What film do you see after committing murder? Wilson walked over to the Million Dollar Theater at Broadway and Third where he saw The Walking Dead; also on the bill was Return of the Ape Man, but he couldn’t stay for a double feature, he had another urge to kill.

Poster - Walking Dead, The_04

Wilson’s second and final victim was Mrs. Lillian Johnson. Johnson was choked and stabbed just as Griffin had been, but this time Wilson bit off the dead woman’s nipple. He couldn’t recall if he swallowed it. Wilson’s reason for murdering Lillian was simple, he said he did it for “pure cussedness”.

Dr. J. Paul De River, Criminal Psychiatrist for L.A.P.D, interviewed Wilson right after the detectives had finished with him.

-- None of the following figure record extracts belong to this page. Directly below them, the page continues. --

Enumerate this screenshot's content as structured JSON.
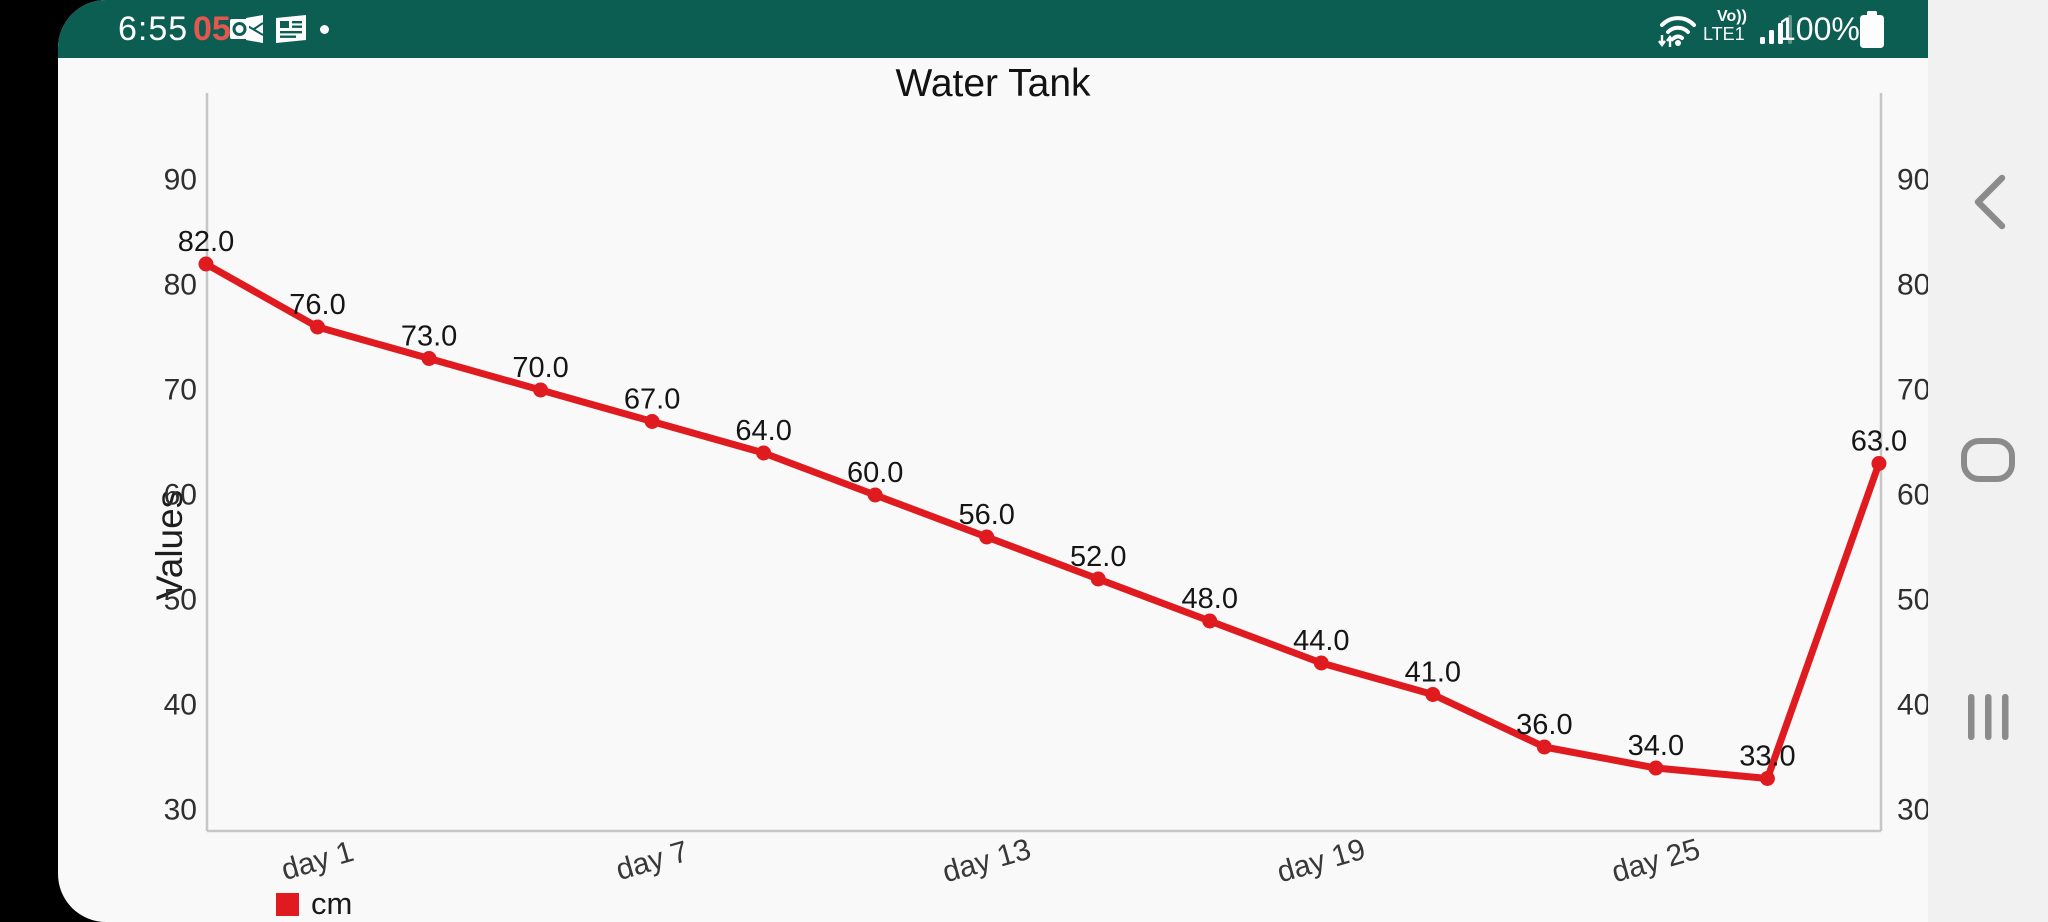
{
  "status_bar": {
    "time": "6:55",
    "notification_count": "05",
    "volte_line1": "Vo))",
    "volte_line2": "LTE1",
    "battery_percent": "100%",
    "bg_color": "#0c5e52"
  },
  "nav_bar": {
    "back_label": "back",
    "home_label": "home",
    "recents_label": "recents"
  },
  "chart_data": {
    "type": "line",
    "title": "Water Tank",
    "ylabel": "Values",
    "xlabel": "",
    "series": [
      {
        "name": "cm",
        "color": "#e01b1f",
        "values": [
          82.0,
          76.0,
          73.0,
          70.0,
          67.0,
          64.0,
          60.0,
          56.0,
          52.0,
          48.0,
          44.0,
          41.0,
          36.0,
          34.0,
          33.0,
          63.0
        ]
      }
    ],
    "point_label_decimals": 1,
    "x_tick_labels": [
      "day 1",
      "day 7",
      "day 13",
      "day 19",
      "day 25"
    ],
    "x_tick_point_indices": [
      1,
      4,
      7,
      10,
      13
    ],
    "y_ticks": [
      30,
      40,
      50,
      60,
      70,
      80,
      90
    ],
    "ylim": [
      28,
      98
    ],
    "y_axis_sides": "both",
    "grid": false,
    "legend_position": "bottom-left",
    "axis_color": "#c6c6c6",
    "tick_text_color": "#2f2f2f",
    "point_label_color": "#151515"
  }
}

In his book “The Sexual Criminal – A Psychoanalytical Study”, De River includes Wilson’s interview and a review of his case in the chapter on “Sadistic Homicide-Lust Murder” identifying Wilson as Case Study 116, K.

De River described Wilson in his report to the police:

“He was a necrophiliac and cannibalistic, all of which when summed up are the manifestations of the sado-masochistic complex.”

Before you rush out to buy a copy of of De River’s book be forewarned, the book was universally denounced, investigated by the Police Department, and I believe it was illegal to send it through the mail at one point.

Cops investigated Wilson for other unsolved homicides of women in L.A., one of which was the murder of Georgette Bauerdorf, and they would have loved to pin more killings on him but it wasn’t to be. He couldn’t be connected to any murders other than the two he committed on November 15, 1944.

Otto Stephen Wilson was found guilty of both slayings and sentenced to death. On September 20, 1946 he was executed in California’s gas chamber.